C-753/24 Rzepacz
Zie bijlage voor de verwijzingsuitspraak, en klik hier voor het dossier van het Hof van Justitie (voor zover beschikbaar).
Termijnen: Motivering departement: 25 december 2024 Schriftelijke opmerkingen: 11 februari 2025
Trefwoorden: kredietovereenkomst, oneerlijke bedingen, verjaring
Onderwerp: - Richtlijn 93/13/EEG van de Raad van 5 april 1993 betreffende oneerlijke bedingen in consumentenovereenkomsten: artikel 7, lid 1; - Handvest van de grondrechten van de Europese Unie: artikel 38.
Feiten: Verzoekende partij ‘Polski bank’ en verwerende partijen ‘MS en MS’ hebben op 12 november 2007 een kredietovereenkomst gesloten. De rechtbank in eerste aanleg heeft op 30 juni 2023 de overeenkomst nietig verklaard vanwege oneerlijke bedingen in de overeenkomst. De bank heeft daarna vanwege de nietigheid een vordering ingesteld tegen verwerende partijen tot terugbetaling van de tegenwaarde van de uitbetaalde hoofdsom. Verwerende partijen stellen dat het beroep moet worden verworpen omdat de vordering verjaard is.

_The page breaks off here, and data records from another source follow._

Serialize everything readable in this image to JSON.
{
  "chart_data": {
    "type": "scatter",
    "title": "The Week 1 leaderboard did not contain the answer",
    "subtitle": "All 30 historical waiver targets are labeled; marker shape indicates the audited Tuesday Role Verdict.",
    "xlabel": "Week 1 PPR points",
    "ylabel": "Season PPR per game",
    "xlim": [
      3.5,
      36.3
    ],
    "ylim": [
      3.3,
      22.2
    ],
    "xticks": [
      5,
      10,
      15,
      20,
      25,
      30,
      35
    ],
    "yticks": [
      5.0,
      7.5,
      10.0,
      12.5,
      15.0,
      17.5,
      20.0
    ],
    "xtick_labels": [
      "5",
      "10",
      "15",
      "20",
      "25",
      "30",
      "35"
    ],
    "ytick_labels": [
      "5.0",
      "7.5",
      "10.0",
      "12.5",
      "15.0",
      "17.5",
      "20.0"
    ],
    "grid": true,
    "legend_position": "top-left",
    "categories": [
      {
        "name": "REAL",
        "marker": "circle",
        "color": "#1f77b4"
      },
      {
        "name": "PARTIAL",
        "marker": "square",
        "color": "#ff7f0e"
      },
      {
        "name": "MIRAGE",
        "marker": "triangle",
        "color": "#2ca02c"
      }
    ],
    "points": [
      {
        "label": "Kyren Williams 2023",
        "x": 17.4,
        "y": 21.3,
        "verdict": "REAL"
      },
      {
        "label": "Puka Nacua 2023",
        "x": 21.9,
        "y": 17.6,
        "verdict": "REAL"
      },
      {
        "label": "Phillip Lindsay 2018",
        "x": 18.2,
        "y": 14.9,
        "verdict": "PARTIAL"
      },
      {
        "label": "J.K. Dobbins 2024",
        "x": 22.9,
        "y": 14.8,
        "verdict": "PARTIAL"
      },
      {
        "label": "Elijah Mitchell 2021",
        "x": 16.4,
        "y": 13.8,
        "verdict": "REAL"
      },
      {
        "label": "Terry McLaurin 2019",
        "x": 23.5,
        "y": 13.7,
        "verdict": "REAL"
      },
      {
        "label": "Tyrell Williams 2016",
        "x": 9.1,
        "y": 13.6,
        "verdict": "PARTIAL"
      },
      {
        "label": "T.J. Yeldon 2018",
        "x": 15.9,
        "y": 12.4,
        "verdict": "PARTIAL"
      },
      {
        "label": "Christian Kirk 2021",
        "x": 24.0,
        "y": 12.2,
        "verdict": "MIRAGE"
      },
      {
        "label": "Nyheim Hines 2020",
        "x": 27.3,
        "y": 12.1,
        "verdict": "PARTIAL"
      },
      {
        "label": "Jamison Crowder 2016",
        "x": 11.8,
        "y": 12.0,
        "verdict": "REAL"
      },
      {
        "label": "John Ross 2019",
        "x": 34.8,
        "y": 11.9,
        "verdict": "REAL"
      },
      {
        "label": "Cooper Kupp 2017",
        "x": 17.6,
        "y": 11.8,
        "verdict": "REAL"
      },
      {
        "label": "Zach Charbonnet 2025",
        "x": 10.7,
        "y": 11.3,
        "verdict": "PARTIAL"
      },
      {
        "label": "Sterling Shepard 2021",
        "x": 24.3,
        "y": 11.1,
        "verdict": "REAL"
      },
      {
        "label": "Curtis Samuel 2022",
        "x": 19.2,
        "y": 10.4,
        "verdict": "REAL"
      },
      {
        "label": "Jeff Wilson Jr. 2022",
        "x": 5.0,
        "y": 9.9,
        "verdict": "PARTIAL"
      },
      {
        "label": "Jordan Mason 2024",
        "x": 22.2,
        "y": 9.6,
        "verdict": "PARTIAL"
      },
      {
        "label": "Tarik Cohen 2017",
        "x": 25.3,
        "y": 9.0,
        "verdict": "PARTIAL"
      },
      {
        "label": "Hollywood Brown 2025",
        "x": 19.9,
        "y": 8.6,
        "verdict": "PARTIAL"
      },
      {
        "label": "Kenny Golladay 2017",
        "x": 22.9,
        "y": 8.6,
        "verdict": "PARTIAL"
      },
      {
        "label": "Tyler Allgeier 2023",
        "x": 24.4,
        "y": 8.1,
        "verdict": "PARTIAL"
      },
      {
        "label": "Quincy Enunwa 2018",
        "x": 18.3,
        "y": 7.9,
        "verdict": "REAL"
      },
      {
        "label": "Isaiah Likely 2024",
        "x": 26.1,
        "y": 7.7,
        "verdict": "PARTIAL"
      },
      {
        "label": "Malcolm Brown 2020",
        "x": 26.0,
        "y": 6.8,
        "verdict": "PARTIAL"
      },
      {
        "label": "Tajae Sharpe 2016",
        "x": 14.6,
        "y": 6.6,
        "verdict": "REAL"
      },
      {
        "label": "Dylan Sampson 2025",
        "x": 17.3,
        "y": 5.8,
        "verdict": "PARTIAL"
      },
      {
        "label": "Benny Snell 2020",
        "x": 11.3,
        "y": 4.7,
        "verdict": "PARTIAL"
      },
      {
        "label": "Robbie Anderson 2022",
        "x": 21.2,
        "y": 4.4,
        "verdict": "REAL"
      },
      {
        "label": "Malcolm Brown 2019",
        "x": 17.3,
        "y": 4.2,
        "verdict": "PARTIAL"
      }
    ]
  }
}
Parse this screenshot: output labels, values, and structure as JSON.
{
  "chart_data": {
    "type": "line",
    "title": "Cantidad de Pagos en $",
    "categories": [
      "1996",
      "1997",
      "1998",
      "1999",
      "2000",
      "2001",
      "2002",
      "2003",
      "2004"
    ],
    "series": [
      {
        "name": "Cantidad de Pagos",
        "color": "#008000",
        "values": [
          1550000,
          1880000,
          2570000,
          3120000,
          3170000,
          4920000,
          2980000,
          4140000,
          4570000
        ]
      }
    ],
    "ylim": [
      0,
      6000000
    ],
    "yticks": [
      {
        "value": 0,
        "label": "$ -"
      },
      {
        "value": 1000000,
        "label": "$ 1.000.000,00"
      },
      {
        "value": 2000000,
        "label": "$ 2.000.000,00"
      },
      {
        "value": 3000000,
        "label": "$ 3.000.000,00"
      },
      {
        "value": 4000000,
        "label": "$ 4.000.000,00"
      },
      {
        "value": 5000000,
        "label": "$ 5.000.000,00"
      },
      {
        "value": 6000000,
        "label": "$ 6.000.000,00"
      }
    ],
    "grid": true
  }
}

Overweging: Volgens de nationale rechtspraak gaat de verjaringstermijn van de schuldvordering van de bank in op de datum waarop de consument voor het eerst het bindend karakter van de contractuele bedingen jegens de bank heeft betwist. Op basis daarvan is de vordering van de bank op 31 december 2020 verlopen. De verwijzende rechter stelt dat de vordering wel kan worden toegewezen op grond van de billijkheid, waarbij gekeken moet worden naar de ‘beginselen van het maatschappelijk leven’ en ‘de belangen van de partijen’. De verwijzende rechter vraagt zich af of artikel 7, lid 1 van richtlijn 93/13 en de beginselen van doeltreffendheid en rechtszekerheid het toelaten om een zo ruime beoordelingsmarge toe te staan bij de beslissing of de verjaarde schuldvordering van de verkoper kan worden toegewezen.
Prejudiciële vraag: Moeten artikel 7, lid 1, van richtlijn 93/13/EEG van de Raad van 5 april 1993 betreffende oneerlijke bedingen in consumentenovereenkomsten, alsmede de beginselen van doeltreffendheid, evenredigheid en rechtszekerheid alsook het recht op toegang tot een rechter aldus worden uitgelegd dat zij zich verzetten tegen een nationale regeling die de nationale rechter toestaat om de tegen een consument gerichte verjaarde vordering van een verkoper tot terugbetaling van prestaties die onverschuldigd zijn verricht krachtens een overeenkomst die nietig is wegens de hierin opgenomen oneerlijke bedingen, toe te wijzen indien de billijkheid of de regels van het maatschappelijk leven dit vereisen?